1I do not recommend converting categorical attributes to numerical values. Imagine you have two city names: NY and LA. If you apply NY number 3 and LA number 8, the distance is 5, but that 5 has nothing to see with the difference among NY and LA.adesantos 2014-06-25T14:38:17.337

Very interesting, but I am far from convinced that Hamming distance really provides any metric that is useful for clustering -- pat and rat being one apart and rat and rodent somewhat more. There is interesting work being done with neural nets now to find similar set of words that might be useful to convert words/categories into something that can be clustered using typical k-means type approaches.John Powell aka Barça 2016-10-21T20:24:33.143

@JohnBarça This question was about clustering categorical variables, not finding the semantic similarity between terms. By "Hamming distance", I meant something like "the Hamming distance between the binary vector which contains a one-hot encoding of each categorical variable" (i.e., one basis vector for each level of each categorical variable). The paper I cited refers to the "total mismatches" of the categorical variables, but that would be the same as 1/2 the Hamming distance between the one-hot encodings.Tim Goodman 2016-10-26T08:38:04.680

@adesantos Yes, that's a problem with representing multiple categories with a single numeric feature and using a Euclidean distance. Using the Hamming distance is one approach; in that case the distance is 1 for each feature that differs (rather than the difference between the numeric values assigned to the categories). Making each category its own feature is another approach (e.g., 0 or 1 for "is it NY", and 0 or 1 for "is it LA").Tim Goodman 2014-07-01T14:36:16.047

Rolled back edit. The grammar correction ("allows" -> "allow") was incorrect ("allows" correctly matches the singular subject "The fact"), and you shouldn't change a direct quotation. If it had been an actual grammatical error, better to add "[sic]". Also, the added citations (to Wikipedia and a stackoverflow post on k-modes) are less authoritative than the ones I already included (e.g., original paper on k-modes) and add little value in my opinion.Tim Goodman 2016-11-29T20:16:52.677

Why not just dummy the categorical variables? Then it should work. If other variables are scaled to 0-1, then the distances become comparable.wordsforthewise 2018-02-15T03:37:09.510

7If your scale your numeric features to the same range as the binarized categorical features then cosine similarity tends to yield very similar results to the Hamming approach above. I don't have a robust way to validate that this works in all cases so when I have mixed cat and num data I always check the clustering on a sample with the simple cosine method I mentioned and the more complicated mix with Hamming. If the difference is insignificant I prefer the simpler method.cwharland 2014-05-14T17:53:54.897

1That sounds like a sensible approach, @cwharland. On further consideration I also note that one of the advantages Huang gives for the k-modes approach over Ralambondrainy's -- that you don't have to introduce a separate feature for each value of your categorical variable -- really doesn't matter in the OP's case where he only has a single categorical variable with three values. Better to go with the simplest approach that works.Tim Goodman 2014-05-14T19:54:45.137

14

In my opinion, there are solutions to deal with categorical data in clustering. R comes with a specific distance for categorical data. This distance is called Gower (http://www.rdocumentation.org/packages/StatMatch/versions/1.2.0/topics/gower.dist) and it works pretty well.

1

This is the approach I'm using for a mixed dataset - partitioning around medoids applied to the Gower distance matrix (see https://www.r-bloggers.com/clustering-mixed-data-types-in-r/). The problem is that calculating the distance matrix requires a lot of memory, proportional to O(n^2), hence for datasets larger than 10 or 20,000 records I'm looking at variants on k-means clustering that require less memory and can handle mixed data.

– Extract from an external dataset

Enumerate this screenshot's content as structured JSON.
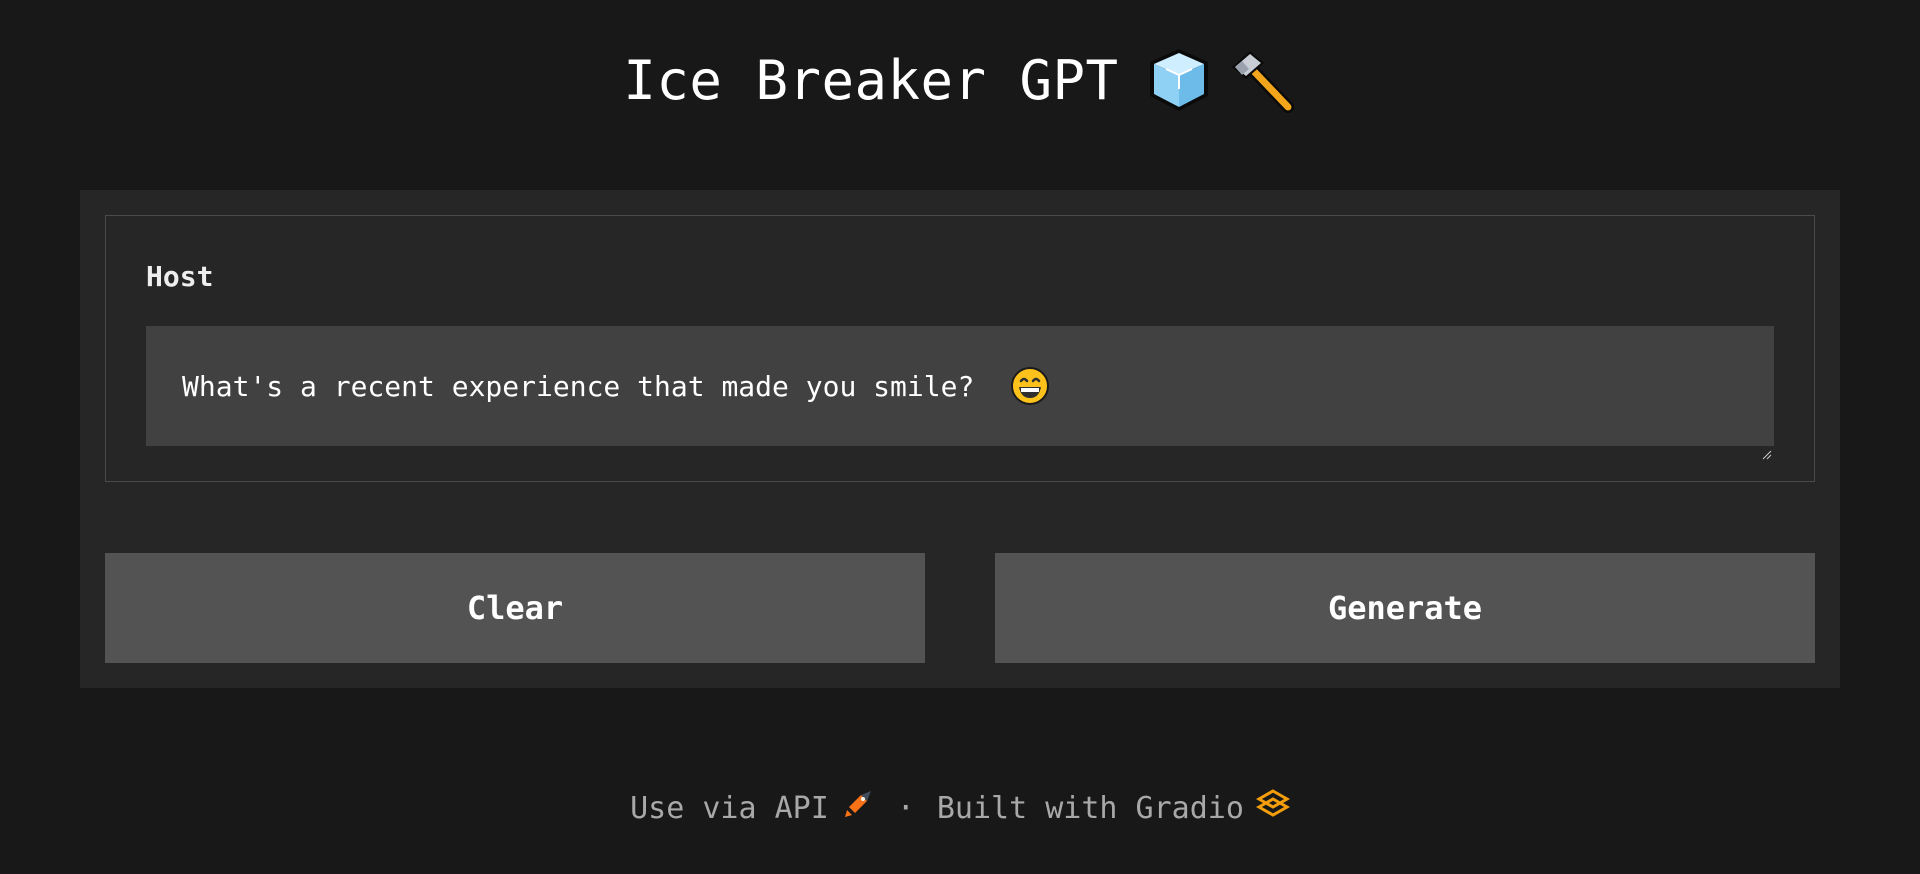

RobertF 2017-03-03T15:58:11.753

10

(In addition to the excellent answer by Tim Goodman)

The choice of k-modes is definitely the way to go for stability of the clustering algorithm used.

1. The clustering algorithm is free to choose any distance metric / similarity score. Euclidean is the most popular. But any other metric can be used that scales according to the data distribution in each dimension /attribute, for example the Mahalanobis metric.

2. With regards to mixed (numerical and categorical) clustering a good paper that might help is: INCONCO: Interpretable Clustering of Numerical and Categorical Objects

3. Beyond k-means: Since plain vanilla k-means has already been ruled out as an appropriate approach to this problem, I'll venture beyond to the idea of thinking of clustering as a model fitting problem. Different measures, like information-theoretic metric: Kullback-Liebler divergence work well when trying to converge a parametric model towards the data distribution. (Of course parametric clustering techniques like GMM are slower than Kmeans, so there are drawbacks to consider)

4. Fuzzy k-modes clustering also sounds appealing since fuzzy logic techniques were developed to deal with something like categorical data. See Fuzzy clustering of categorical data using fuzzy centroids for more information.

6

This question seems really about representation, and not so much about clustering.

Categorical data is a problem for most algorithms in machine learning. Suppose, for example, you have some categorical variable called "color" that could take on the values red, blue, or yellow. If we simply encode these numerically as 1,2, and 3 respectively, our algorithm will think that red (1) is actually closer to blue (2) than it is to yellow (3). We need to use a representation that lets the computer understand that these things are all actually equally different.

One simple way is to use what's called a one-hot representation, and it's exactly what you thought you should do. Rather than having one variable like "color" that can take on three values, we separate it into three variables. These would be "color-red," "color-blue," and "color-yellow," which all can only take on the value 1 or 0.

This increases the dimensionality of the space, but now you could use any clustering algorithm you like. It does sometimes make sense to zscore or whiten the data after doing this process, but the your idea is definitely reasonable.

I agree with your answer. HotEncoding is very useful.Pramit 2016-09-20T21:17:07.093

1

You can also give the Expectation Maximization clustering algorithm a try. It can work on categorical data and will give you a statistical likelihood of which categorical value (or values) a cluster is most likely to take on.

1Can you be more specific? EM refers to an optimization algorithm that can be used for clustering. There are many ways to do this and it is not obvious what you mean.bayer 2014-06-25T19:18:45.110

@bayer, i think the clustering mentioned here is gaussian mixture model. GMM usually uses EM.goh 2014-10-29T07:17:00.650

I don't think that's what he means, cause GMM does not assume categorical variables.bayer 2014-10-29T09:06:51.230

0

It depends on your categorical variable being used. For ordinal variables, say like bad,average and good, it makes sense just to use one variable and have values 0,1,2 and distances make sense here(Avarage is closer to bad and good). However, if there is no order, you should ideally use one hot encoding as mentioned above.

0

If we consider a scenario where the categorical variable cannot be hot encoded like the categorical variable has 200+ categories.

In such cases you can use a package clustMixType

It can handle mixed data(numeric and categorical), you just need to feed in the data, it automatically segregates Categorical and Numeric data.

If you find any issues like some numeric is under categorical then you can you as.factor()/ vice-versa as.numeric(), on that respective field and convert that to a factor and feed in that new data to the algorithm.

Calculate lambda, so that you can feed-in as input at the time of clustering.

we can even get a WSS(within sum of squares), plot(elbow chart) to find the optimal number of Clusters.

Hope this answer helps you in getting more meaningful results.